Für den Philosophen Paul Ludwig Landsberg geht es im verantwortlichen Leben darum, mit Leib und Seele sich für Dinge einzusetzen, die sich nicht vervollkommnen lassen.
Denken wir an den Leopard. Er sieht bereits ziemlich vollkommen aus. Die Tierfilmforscherin Christine Noll meint: „Alles leiblich Schöne erlebt man erst an Tieren.
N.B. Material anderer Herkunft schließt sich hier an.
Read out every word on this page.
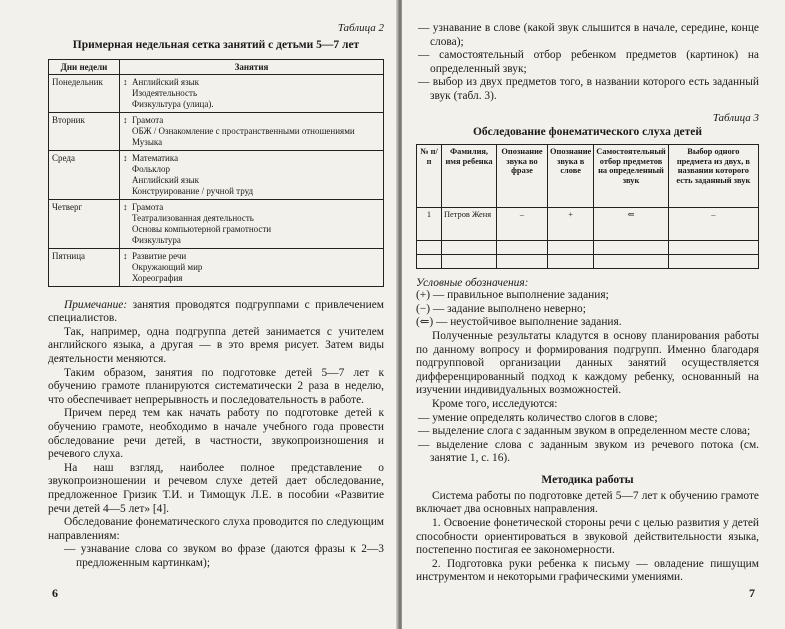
Таблица 2

Примерная недельная сетка занятий с детьми 5—7 лет
Дни недели	Занятия
Понедельник	↕ Английский язык
Изодеятельность
Физкультура (улица).

Вторник	↕ Грамота
ОБЖ / Ознакомление с пространственными отношениями
Музыка

Среда	↕ Математика
Фольклор
Английский язык
Конструирование / ручной труд

Четверг	↕ Грамота
Театрализованная деятельность
Основы компьютерной грамотности
Физкультура

Пятница	↕ Развитие речи
Окружающий мир
Хореография

Примечание: занятия проводятся подгруппами с привлечением специалистов.

Так, например, одна подгруппа детей занимается с учителем английского языка, а другая — в это время рисует. Затем виды деятельности меняются.

Таким образом, занятия по подготовке детей 5—7 лет к обучению грамоте планируются систематически 2 раза в неделю, что обеспечивает непрерывность и последовательность в работе.

Причем перед тем как начать работу по подготовке детей к обучению грамоте, необходимо в начале учебного года провести обследование речи детей, в частности, звукопроизношения и речевого слуха.

На наш взгляд, наиболее полное представление о звукопроизношении и речевом слухе детей дает обследование, предложенное Гризик Т.И. и Тимощук Л.Е. в пособии «Развитие речи детей 4—5 лет» [4].

Обследование фонематического слуха проводится по следующим направлениям:

— узнавание слова со звуком во фразе (даются фразы к 2—3 предложенным картинкам);
6
— узнавание в слове (какой звук слышится в начале, середине, конце слова);
— самостоятельный отбор ребенком предметов (картинок) на определенный звук;
— выбор из двух предметов того, в названии которого есть заданный звук (табл. 3).

Таблица 3

Обследование фонематического слуха детей
№ п/п	Фамилия, имя ребенка	Опознание звука во фразе	Опознание звука в слове	Самостоятельный отбор предметов на определенный звук	Выбор одного предмета из двух, в названии которого есть заданный звук
1	Петров Женя	–	+	⇐	–

Условные обозначения:

(+) — правильное выполнение задания;

(−) — задание выполнено неверно;

(⇐) — неустойчивое выполнение задания.

Полученные результаты кладутся в основу планирования работы по данному вопросу и формирования подгрупп. Именно благодаря подгрупповой организации данных занятий осуществляется дифференцированный подход к каждому ребенку, основанный на изучении индивидуальных возможностей.

Кроме того, исследуются:

— умение определять количество слогов в слове;
— выделение слога с заданным звуком в определенном месте слова;
— выделение слова с заданным звуком из речевого потока (см. занятие 1, с. 16).
Методика работы

Система работы по подготовке детей 5—7 лет к обучению грамоте включает два основных направления.

1. Освоение фонетической стороны речи с целью развития у детей способности ориентироваться в звуковой действительности языка, постепенно постигая ее закономерности.

2. Подготовка руки ребенка к письму — овладение пишущим инструментом и некоторыми графическими умениями.

7
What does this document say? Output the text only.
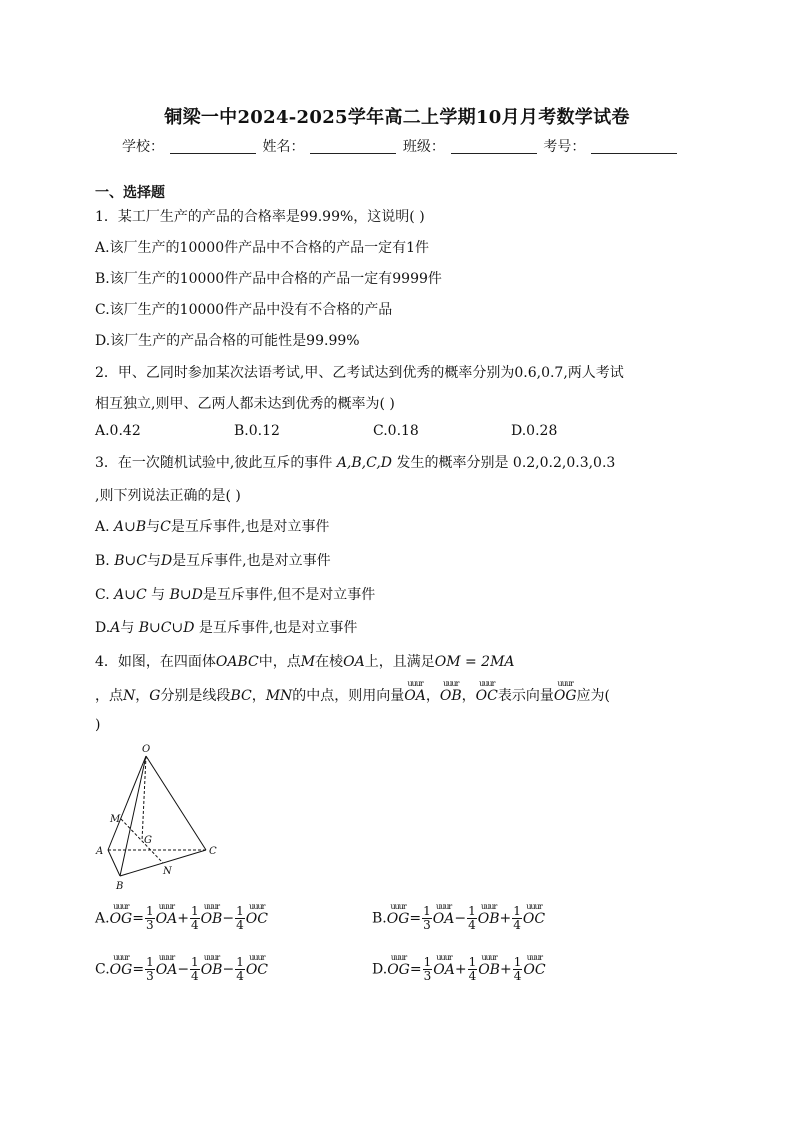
铜梁一中2024-2025学年高二上学期10月月考数学试卷
学校：	姓名：	班级：	考号：
一、选择题
1．某工厂生产的产品的合格率是99.99%，这说明( )
A.该厂生产的10000件产品中不合格的产品一定有1件
B.该厂生产的10000件产品中合格的产品一定有9999件
C.该厂生产的10000件产品中没有不合格的产品
D.该厂生产的产品合格的可能性是99.99%
2．甲、乙同时参加某次法语考试,甲、乙考试达到优秀的概率分别为0.6,0.7,两人考试
相互独立,则甲、乙两人都未达到优秀的概率为( )
A.0.42	B.0.12	C.0.18	D.0.28
3．在一次随机试验中,彼此互斥的事件 A,B,C,D 发生的概率分别是 0.2,0.2,0.3,0.3
,则下列说法正确的是( )
A. A∪B与C是互斥事件,也是对立事件
B. B∪C与D是互斥事件,也是对立事件
C. A∪C 与 B∪D是互斥事件,但不是对立事件
D.A与 B∪C∪D 是互斥事件,也是对立事件
4．如图，在四面体OABC中，点M在棱OA上，且满足OM = 2MA
，点N，G分别是线段BC，MN的中点，则用向量uuur OA，uuur OB，uuur OC表示向量uuur OG应为(
)
O
M
G
A	C
N
B
A.uuur $OG= \frac{1}{3}$ uuur $OA+ \frac{1}{4}$ uuur $OB- \frac{1}{4}$ uuur OC	B.uuur $OG= \frac{1}{3}$ uuur $OA- \frac{1}{4}$ uuur $OB+ \frac{1}{4}$ uuur OC
C.uuur $OG= \frac{1}{3}$ uuur $OA- \frac{1}{4}$ uuur $OB- \frac{1}{4}$ uuur OC	D.uuur $OG= \frac{1}{3}$ uuur $OA+ \frac{1}{4}$ uuur $OB+ \frac{1}{4}$ uuur OC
Wenn es keine Tiere gäbe, wäre niemand mehr schön.“ Und der Leopard ist schön, vielleicht sogar zu schön, denn er wird zunehmend unvollkommen: Er kann sich in seinen Verbreitungsgebieten nicht gegen die sich mehrenden Menscheneingriffe durch Besiedlung und Feldbestellung, Jäger und Wilderer wehren, das heißt, er findet keine Nischen zum Überleben.
Und all die dem Leoparden Wohlgesinnten – die Tierschützer und Nationalparkwächter, Ökologen und Leopardenforscher – setzen sich zwar für ihn ein, aber können ihn nicht vervollkommnen, dazu müssten sie die Menschen auf ganzer Linie vom Lebensraum der Leoparden abhalten; und nicht nur das, denn in einem solchen ungestörten Lebensraum würde sich die Leopardenpopulation vergrößern durch Nachwuchs – und der würde irgendwann aus seinem „Reservat“ abwandern und sich woanders neue Reviere suchen, wo er dann mit den Menschen in ihren Lebensräumen konfrontiert wäre.
Es müsste also laufend nachverhandelt werden, damit es nicht zu „Problemleoparden“ kommt. So fordern es auch die friesischen Bauern, die am Nationalpark Wattenmeer eine Kompensation für den Flurschaden bekommen, den die Ringelgänse auf ihren Feldern anrichten. Da diese und andere Gänse, die im Nationalpark rasten, dank der Schutzgesetze immer mehr werden, steigt auch der Schaden, den sie anrichten.
Gefährdet
Im Verbreitungsgebiet des Leoparden (Asien, Afrika und im Kaukasus) verhandeln die Leiter der Nationalparks ähnlich um mehr Land, was nicht selten mit der Umsiedlung ganzer Dörfer einhergeht, sie argumentieren mit den wachsenden Tourismuseinnahmen. Auf der Roten Liste sind die Leoparden bereits als gefährdet klassifiziert. Sie werden immer weniger.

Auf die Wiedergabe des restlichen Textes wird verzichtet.